The `pairplot` function in seaborn show scatter plots of the variables against each other. A kernel density function or histogram is displayed down the diagonal. 

The `catplot()` can show different representations of the relationship between one numeric variable and one (or more) categorical variables by specifying the `kind` of plot to use. 
- `kind="swarm"` creates a scatter plot where the positions of the points along the categorical axis are adjusted to avoid overlapping points while 
    `sns.catplot(x="day", y="total_bill", hue="smoker", kind="swarm", data=tips)`

- `kind = "violin"` creates a kernel density estimation to represent the underlying distribution that the points are sampled from.
`sns.catplot(x="day", y="total_bill", hue="smoker",kind="violin", split=True, data=tips)`

- `kind ="bar"` to show only the mean value and its confidence interval within each nested category

`sns.catplot(x="day", y="total_bill", hue="smoker",kind="bar", data=tips)`


[Specialised categorical plots](https://seaborn.pydata.org/introduction.html#specialized-categorical-plots)

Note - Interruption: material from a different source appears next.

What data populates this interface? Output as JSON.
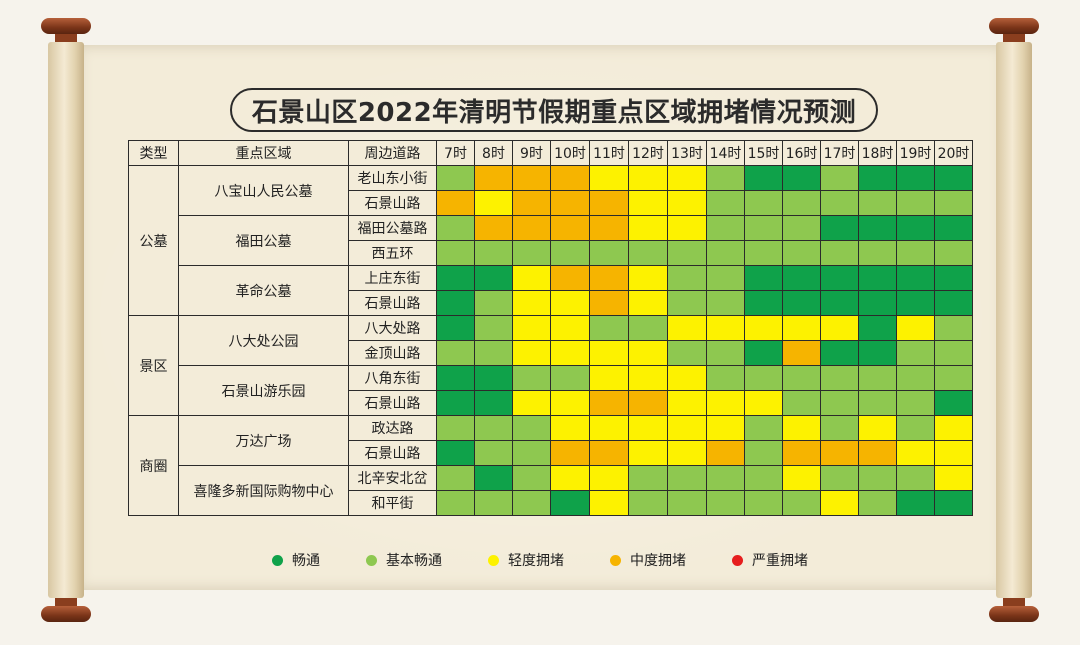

### Figure level and Axes level function
The [Figure-level and axes-level functions](https://seaborn.pydata.org/introduction.html#figure-level-and-axes-level-functions) section of the seaborn introductory guide discusses the differences between seaborn plotting functions. 

“figure-level” functions are optimized for exploratory analysis because they set up the matplotlib figure containing the plot(s) and make it easy to spread out the visualization across multiple axes using seaborn `FacetGrid` to place the legend outside the axes. 

>Each different figure-level plot kind combines a particular “axes-level” function with the FacetGrid object. For example, the scatter plots are drawn using the scatterplot() function, and the bar plots are drawn using the barplot() function. These functions are called “axes-level” because they draw onto a single matplotlib axes and don’t otherwise affect the rest of the figure.

Figure-level function must control the figure it lives in, while axes-level functions can be combined into a more complex matplotlib figure with other axes that may or may not have seaborn plots on them.
"Axes-level" plot functions take an `ax=` parameter while a "figure-level" function does not. A figure-level functions returns the `FacetGrid` while axes-level functions return the `matplotlib` axes.